You need to implement your custom functionality in a handler for the OnHtmlToPlainText event of the CMS.SiteProvider.SearchHelper class. This event occurs whenever a document search crawler processes the HTML output of a page. To assign a method as the handler for the OnHTMLToPlainText event, add a new class to the ~/App_Code folder of your web project (or ~/Old_App_Code on web application installations). The OnHTMLToPlainText event provides the following string parameters to the handler:
•plainText - contains the page output already stripped of all tags and converted to plain text.
•originalHTML - allows you to access the raw page code without any modifications.

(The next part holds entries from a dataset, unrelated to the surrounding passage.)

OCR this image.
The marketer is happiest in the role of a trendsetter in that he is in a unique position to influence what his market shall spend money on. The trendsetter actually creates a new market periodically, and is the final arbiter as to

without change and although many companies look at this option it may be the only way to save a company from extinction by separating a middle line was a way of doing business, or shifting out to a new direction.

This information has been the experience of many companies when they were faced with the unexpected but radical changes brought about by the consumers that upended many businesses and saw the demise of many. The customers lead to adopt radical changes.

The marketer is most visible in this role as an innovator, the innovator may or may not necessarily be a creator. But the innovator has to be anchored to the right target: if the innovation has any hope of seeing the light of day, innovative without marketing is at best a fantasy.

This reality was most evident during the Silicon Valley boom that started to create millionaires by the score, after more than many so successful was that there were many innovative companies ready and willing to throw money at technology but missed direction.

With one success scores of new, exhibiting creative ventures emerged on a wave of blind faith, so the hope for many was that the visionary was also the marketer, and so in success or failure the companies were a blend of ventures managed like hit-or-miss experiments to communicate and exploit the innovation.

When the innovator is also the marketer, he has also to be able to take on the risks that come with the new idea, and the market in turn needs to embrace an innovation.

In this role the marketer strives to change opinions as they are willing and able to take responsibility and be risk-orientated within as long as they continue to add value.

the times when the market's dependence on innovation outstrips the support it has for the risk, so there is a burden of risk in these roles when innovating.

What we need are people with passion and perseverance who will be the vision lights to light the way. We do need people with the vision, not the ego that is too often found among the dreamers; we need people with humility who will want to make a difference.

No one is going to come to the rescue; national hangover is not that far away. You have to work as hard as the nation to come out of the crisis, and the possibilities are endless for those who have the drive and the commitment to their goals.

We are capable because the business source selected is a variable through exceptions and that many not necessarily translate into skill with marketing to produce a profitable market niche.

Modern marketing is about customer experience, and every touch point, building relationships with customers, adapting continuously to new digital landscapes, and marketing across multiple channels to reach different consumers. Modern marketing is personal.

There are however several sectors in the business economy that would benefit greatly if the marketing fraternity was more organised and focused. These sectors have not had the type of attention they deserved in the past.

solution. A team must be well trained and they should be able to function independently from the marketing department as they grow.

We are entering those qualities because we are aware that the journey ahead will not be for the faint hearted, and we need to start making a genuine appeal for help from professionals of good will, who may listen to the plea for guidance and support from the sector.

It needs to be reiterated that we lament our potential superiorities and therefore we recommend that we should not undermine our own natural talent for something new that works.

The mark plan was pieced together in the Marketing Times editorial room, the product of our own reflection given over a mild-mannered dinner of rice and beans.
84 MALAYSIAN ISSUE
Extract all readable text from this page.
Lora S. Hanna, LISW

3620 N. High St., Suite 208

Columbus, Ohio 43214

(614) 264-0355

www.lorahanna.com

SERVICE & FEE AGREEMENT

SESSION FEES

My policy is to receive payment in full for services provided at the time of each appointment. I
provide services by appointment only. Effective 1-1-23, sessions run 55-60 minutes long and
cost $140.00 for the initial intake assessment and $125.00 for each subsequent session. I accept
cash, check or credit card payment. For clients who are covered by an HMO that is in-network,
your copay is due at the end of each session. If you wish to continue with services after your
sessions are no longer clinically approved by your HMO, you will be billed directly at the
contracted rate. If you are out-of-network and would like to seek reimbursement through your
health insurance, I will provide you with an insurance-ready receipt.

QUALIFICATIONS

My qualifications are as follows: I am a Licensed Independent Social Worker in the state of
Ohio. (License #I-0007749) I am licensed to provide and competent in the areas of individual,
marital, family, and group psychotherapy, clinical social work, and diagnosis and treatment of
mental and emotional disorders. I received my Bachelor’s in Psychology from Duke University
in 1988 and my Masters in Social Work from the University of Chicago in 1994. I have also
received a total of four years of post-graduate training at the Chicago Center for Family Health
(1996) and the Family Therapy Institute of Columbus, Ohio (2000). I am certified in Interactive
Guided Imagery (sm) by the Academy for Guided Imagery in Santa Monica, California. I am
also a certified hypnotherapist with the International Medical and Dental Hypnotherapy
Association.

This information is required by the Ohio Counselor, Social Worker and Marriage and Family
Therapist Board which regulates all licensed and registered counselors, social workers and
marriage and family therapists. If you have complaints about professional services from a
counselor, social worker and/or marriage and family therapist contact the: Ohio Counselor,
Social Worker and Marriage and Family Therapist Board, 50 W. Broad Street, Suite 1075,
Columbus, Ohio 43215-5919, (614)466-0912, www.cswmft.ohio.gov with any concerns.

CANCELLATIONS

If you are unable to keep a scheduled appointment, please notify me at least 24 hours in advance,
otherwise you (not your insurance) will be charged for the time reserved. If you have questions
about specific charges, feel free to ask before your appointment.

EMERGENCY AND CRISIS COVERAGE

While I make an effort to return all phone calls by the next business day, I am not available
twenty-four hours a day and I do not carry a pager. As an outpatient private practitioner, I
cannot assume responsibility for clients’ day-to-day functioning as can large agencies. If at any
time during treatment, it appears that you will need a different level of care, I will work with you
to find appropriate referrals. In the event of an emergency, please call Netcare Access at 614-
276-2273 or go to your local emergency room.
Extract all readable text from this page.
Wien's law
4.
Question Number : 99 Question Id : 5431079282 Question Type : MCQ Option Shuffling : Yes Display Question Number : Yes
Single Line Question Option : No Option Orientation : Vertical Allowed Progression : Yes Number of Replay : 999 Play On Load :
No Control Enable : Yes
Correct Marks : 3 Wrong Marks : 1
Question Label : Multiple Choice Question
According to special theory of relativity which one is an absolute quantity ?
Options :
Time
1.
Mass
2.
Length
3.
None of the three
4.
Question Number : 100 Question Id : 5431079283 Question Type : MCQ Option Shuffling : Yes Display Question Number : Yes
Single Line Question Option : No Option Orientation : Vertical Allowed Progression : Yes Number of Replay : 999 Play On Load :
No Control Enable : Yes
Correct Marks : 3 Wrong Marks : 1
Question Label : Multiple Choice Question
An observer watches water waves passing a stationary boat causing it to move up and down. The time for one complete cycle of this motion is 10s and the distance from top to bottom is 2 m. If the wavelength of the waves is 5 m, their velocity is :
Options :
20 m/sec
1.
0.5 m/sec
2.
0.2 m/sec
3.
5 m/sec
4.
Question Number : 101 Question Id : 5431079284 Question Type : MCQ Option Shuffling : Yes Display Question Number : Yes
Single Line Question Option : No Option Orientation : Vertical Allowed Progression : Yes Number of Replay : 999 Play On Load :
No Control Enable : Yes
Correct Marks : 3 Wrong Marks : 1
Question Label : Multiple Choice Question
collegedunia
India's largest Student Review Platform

Please find the example code which will not index any content contained within do-not-search div tag, when using a document crawler index type. Please add this code to a new class within the App_Code folder.

using System;
using System.Collections.Generic;
using System.Linq;
using System.Web;

using CMS.SettingsProvider;
using CMS.SiteProvider;
using System.Text.RegularExpressions;

[DocumentCrawlerContentLoader]
public partial class CMSModuleLoader
{
/// <summary>
/// Attribute class for assigning event handlers.
/// </summary>
private class DocumentCrawlerContentLoaderAttribute : CMSLoaderAttribute
{
/// <summary>
/// Called automatically when the application starts.
/// </summary>
public override void Init()
{
// Assigns a handler for the OnHtmlToPlainText event
SearchHelper.OnHtmlToPlainText += new SearchHelper.HtmlToPlainTextHandler(SearchHelper_OnHtmlToPlainText);
}

static string SearchHelper_OnHtmlToPlainText(string plainText, string originalHtml)
{
string result = originalHtml;

// string s = originalHtml;
var startIndex = originalHtml.IndexOf("<div class=\"do-not-search\">");
if (startIndex >= 0)
{
var endIndex = originalHtml.IndexOf("</div>", startIndex) + "</div>".Length;
if (endIndex > startIndex)
{
result = originalHtml.Remove(startIndex, endIndex - startIndex);
}
}

// Remove new lines
result = result.Replace("\n", " ");
// Remove tab spaces
result = result.Replace("\t", " ");

// Remove head tag
result = Regex.Replace(result, "<head.*?</head>", " ", RegexOptions.IgnoreCase | RegexOptions.Singleline | RegexOptions.Compiled);
// Remove style tag
result = Regex.Replace(result, "<style.*?</style>", " ", RegexOptions.IgnoreCase | RegexOptions.Singleline | RegexOptions.Compiled);
// Remove any JavaScript
result = Regex.Replace(result, "<script.*?</script>", " ", RegexOptions.IgnoreCase | RegexOptions.Singleline | RegexOptions.Compiled);
// Remove tags
result = Regex.Replace(result, "<[^>]*>", " ");
// Decode HTML entities
result = HttpUtility.HtmlDecode(result);
// Replace white spaces
result = Regex.Replace(result, "\\s+", " ", RegexOptions.IgnoreCase | RegexOptions.Singleline | RegexOptions.Compiled);

return result;
}
}
}


Best Regards,
Edward Hillard

User avatar
Member
Member
ian.s@mmtdigital.co.uk - 2/7/2014 5:14:00 AM
   
RE:Excluding certain pieces of *page content* from Smart Search indexing.
Hi Edward

This is brilliant feedback. Thank you very much. Very much appreciated.